Berries can turn a bland bowl of oatmeal into a sweet and tasty dish, but they are also full of health benefits. Berries are abundant in antioxidant-loaded vitamins and minerals, such as polyphenols and flavonoids.
Peanut butter adds a layer of gooey sweetness to oats. Peanut butter is also a dense food filled with nutrition, calcium, and good monounsaturated fats. It is incredibly satisfying and gives oatmeal the requisite staying power until lunch to get you through.
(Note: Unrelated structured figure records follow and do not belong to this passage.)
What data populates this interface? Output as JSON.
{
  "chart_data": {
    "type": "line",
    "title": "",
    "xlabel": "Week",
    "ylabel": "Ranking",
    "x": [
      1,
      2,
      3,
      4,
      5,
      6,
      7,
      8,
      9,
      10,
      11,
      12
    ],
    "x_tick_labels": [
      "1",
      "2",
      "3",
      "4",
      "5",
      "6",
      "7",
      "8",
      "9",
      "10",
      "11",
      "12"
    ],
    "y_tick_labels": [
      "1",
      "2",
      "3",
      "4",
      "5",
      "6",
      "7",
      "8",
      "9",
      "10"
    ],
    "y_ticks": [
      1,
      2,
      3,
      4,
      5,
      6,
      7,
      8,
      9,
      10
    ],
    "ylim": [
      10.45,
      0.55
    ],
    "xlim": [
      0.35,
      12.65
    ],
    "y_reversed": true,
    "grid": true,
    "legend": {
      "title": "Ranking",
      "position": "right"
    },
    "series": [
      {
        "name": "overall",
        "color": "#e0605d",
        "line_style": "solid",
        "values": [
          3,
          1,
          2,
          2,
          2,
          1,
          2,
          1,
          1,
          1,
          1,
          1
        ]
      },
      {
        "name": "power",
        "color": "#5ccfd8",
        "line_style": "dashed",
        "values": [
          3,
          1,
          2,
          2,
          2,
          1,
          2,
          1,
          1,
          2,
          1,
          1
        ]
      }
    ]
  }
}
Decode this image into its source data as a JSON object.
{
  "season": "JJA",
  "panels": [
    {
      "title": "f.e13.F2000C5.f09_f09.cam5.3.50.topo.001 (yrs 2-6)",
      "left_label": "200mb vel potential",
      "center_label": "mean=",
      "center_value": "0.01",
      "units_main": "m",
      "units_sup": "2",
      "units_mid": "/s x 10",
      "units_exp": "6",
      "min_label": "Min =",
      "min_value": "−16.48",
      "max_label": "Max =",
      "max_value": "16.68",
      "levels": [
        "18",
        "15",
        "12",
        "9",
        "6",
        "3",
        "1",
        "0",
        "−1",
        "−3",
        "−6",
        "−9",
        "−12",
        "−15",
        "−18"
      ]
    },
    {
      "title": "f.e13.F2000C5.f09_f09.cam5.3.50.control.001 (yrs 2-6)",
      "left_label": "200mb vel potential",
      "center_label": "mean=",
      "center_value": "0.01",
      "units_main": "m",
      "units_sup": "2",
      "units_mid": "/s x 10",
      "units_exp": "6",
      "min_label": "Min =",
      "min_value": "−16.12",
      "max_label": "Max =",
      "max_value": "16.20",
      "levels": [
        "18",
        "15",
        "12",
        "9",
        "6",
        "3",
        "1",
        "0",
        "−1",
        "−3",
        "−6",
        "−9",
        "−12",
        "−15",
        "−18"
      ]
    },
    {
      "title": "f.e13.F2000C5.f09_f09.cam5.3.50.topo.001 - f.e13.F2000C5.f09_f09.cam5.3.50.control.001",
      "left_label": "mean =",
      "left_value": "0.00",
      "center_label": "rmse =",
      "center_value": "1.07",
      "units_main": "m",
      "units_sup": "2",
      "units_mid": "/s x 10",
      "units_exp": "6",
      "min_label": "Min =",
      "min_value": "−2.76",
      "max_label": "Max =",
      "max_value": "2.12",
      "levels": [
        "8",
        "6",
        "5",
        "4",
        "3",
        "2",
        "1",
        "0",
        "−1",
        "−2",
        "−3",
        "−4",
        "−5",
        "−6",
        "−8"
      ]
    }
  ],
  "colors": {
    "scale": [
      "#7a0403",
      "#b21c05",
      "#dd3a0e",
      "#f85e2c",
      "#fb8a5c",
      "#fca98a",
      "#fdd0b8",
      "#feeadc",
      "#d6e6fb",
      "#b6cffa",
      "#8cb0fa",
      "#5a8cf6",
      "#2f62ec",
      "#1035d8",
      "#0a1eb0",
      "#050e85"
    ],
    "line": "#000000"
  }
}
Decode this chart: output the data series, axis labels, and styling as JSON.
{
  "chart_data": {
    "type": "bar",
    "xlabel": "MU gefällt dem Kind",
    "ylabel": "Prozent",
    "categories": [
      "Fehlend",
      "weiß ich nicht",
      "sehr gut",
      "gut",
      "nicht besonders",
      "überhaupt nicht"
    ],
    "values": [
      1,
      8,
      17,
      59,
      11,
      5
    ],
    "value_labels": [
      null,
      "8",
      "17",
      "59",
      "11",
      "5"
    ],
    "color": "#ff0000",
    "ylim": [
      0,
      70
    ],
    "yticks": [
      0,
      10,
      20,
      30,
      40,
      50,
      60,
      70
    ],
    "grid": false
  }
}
Chia seeds are rich in nutrients. They are known sources of omega-3 fatty acids (ALA), calcium, vitamins, phosphorus, and fiber are these tiny seeds. Plus, chia seeds produce a gelatinous texture when soaked in milk, making it perfect for hot oatmeal or overnight oats.
For those with a nut allergy, consider adding tahini to your oatmeal as an alternative to peanut butter. Tahini is a paste of sesame seeds with a consistency similar to peanut butter.
Tahini is an instant value meal, and it contains rich fats and hormone-supportive nutrients, such as zinc, magnesium, and vitamin B6. It can also help support a healthy menstrual cycle.
As if you needed another excuse to enjoy cauliflowers, adding rice cauliflower to your oatmeal, not just for taste, can also help regulate blood sugar.
Cauliflower is a great fiber source and has a low glycemic index, which slowly affects blood sugar. The use of half oats and half riced cauliflower is a perfect option for someone with insulin resistance.
Oatmeal is a healthy and fun food that you can have during your morning meals. It is fun to use different combinations in order to create new flavors out of healthy oats.